I was sitting there trying to read but he would just not shut up. It got so bad I had to take a photo as if in protest.
(Yes, that’s my photo and I’ve covered the faces in it so as not to imply anything about a random individual who just happened to be sitting near me in a coffee shop.)
The exchange between this man and his companions had something to do with a business deal.
- “I know some people.”
- “Sure, we can make that happen.”
- “Let me put a few numbers together and get back to you.”
Not knowing anything at all, I could tell that this pitch was one gigantic snow job. When someone is really good at what they do, and can deliver, they don’t have to say much of anything.
Last night I saw the movie The Accountant, with Ben Affleck. This movie is not to everybody’s taste, but I liked it a lot because of how Affleck portrays an autistic man–Christian Wolff–a genius–whose father taught him to function in real life.
More than function. Dad taught his son to be a leader: to defend himself, to take care of his family, to live by a moral code.
In the movie Wolff says very little. As the character is a genius Affleck is equally a genius at his craft, and through the use of this minimal dialogue he telegraphs an important message: leaders are skilled, leaders are trained, and leaders act.
Fakers talk.
I am reminded of my childhood years, growing up in New Jersey (that’s me on the right) when my mother used to take me to Shop-Rite to get my hair cut.
There was a small cheap ladies’ salon in the back of the strip mall where the grocery store was. To my mother’s thinking, the haircut wasn’t worth it unless the lady gave me a real chop.
I forgive my mother today, I really do. My point goes back to leadership, and talk.

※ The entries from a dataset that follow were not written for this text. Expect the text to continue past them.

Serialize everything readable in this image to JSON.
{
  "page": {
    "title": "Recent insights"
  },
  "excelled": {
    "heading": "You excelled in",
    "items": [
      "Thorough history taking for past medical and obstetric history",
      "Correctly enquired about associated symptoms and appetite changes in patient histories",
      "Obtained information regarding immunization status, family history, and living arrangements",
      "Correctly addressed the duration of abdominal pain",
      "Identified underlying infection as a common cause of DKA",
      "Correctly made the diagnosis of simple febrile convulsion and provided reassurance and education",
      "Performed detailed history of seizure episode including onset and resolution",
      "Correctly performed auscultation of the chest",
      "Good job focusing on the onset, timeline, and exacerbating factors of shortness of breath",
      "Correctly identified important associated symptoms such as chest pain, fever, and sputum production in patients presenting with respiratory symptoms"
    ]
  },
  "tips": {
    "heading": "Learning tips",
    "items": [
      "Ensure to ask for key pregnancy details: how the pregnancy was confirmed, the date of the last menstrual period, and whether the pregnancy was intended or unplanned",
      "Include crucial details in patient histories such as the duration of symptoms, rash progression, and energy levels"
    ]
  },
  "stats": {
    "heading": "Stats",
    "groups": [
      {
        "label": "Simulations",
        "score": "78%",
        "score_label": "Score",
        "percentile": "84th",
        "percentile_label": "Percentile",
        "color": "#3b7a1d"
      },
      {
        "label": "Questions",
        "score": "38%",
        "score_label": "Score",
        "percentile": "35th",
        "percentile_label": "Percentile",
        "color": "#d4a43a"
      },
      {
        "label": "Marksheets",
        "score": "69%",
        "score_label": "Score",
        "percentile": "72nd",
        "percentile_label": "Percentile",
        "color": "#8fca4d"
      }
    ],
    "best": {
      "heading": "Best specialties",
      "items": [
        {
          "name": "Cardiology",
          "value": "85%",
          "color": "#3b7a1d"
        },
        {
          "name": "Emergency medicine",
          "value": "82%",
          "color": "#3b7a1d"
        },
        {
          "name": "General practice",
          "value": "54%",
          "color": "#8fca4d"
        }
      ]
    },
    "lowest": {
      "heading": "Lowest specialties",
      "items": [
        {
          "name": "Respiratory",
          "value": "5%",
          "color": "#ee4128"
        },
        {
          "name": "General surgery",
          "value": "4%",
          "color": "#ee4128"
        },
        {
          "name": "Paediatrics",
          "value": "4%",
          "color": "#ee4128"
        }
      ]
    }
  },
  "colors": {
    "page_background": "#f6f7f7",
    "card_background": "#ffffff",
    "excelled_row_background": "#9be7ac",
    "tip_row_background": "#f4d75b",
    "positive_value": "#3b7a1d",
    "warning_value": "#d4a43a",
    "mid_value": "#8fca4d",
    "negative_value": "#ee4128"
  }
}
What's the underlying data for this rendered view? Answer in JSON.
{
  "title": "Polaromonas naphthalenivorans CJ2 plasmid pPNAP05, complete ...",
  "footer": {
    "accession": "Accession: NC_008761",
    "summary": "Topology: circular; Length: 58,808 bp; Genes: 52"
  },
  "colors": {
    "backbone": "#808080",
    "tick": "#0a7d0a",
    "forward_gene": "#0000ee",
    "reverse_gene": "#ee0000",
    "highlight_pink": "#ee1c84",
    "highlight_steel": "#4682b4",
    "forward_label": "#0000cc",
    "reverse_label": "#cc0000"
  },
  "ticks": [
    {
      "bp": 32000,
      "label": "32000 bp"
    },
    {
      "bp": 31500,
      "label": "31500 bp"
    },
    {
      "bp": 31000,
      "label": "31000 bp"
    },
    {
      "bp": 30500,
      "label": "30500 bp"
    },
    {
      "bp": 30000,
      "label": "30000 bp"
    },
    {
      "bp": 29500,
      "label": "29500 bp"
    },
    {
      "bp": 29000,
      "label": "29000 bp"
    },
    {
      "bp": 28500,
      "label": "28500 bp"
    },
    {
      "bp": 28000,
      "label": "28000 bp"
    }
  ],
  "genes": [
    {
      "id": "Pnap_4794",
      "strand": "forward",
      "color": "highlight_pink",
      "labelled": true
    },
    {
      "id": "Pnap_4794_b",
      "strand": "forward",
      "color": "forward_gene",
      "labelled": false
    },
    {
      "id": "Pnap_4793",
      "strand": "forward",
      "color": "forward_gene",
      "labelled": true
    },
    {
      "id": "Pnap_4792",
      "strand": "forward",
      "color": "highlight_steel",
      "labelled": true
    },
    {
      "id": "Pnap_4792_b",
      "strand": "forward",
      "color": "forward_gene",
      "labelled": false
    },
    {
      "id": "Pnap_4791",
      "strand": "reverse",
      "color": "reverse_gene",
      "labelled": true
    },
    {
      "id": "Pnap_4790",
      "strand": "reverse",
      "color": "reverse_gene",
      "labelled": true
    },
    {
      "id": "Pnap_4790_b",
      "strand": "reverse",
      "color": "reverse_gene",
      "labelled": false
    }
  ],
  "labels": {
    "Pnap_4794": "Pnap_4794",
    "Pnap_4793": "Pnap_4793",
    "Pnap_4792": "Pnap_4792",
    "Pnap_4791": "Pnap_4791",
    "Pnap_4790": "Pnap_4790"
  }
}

Focusing on the image rather than reality.
Fakes tend to spend a lot of time talking, or controlling talk, to create the image of success. They do this by:
- Bombarding the company with one-way, top-down communications that don’t really say anything. Restricting what people say and write, overtly or covertly.
- Cultivating a culture of “yes-men,” and women–and marginalizing, silencing, and eventually eliminating from the organization anyone who might make them look bad.
- Resorting to pat answers, talking points, rehearsed scripts and even lying outright when questions arise about how well the organization has actually done under their leadership.
To support the talk they do things like:
- Starting new initiatives when the “old” ones were just fine, but had the name-stamp of their predecessor.
- Making everybody document, document, document “success” through irrelevant and extensive “metrics”–or worse yet, cutting corners so that the “metrics” make them look like they’ve achieved something real.
To sum it up: A real leader steers the ship. They spend their time getting stuff done. A fraud focuses solely on “optics.”
If you really understand what branding is, you know that brand success is 97% great product, and 3% image and fluff.
Incompetent leaders reverse these proportions.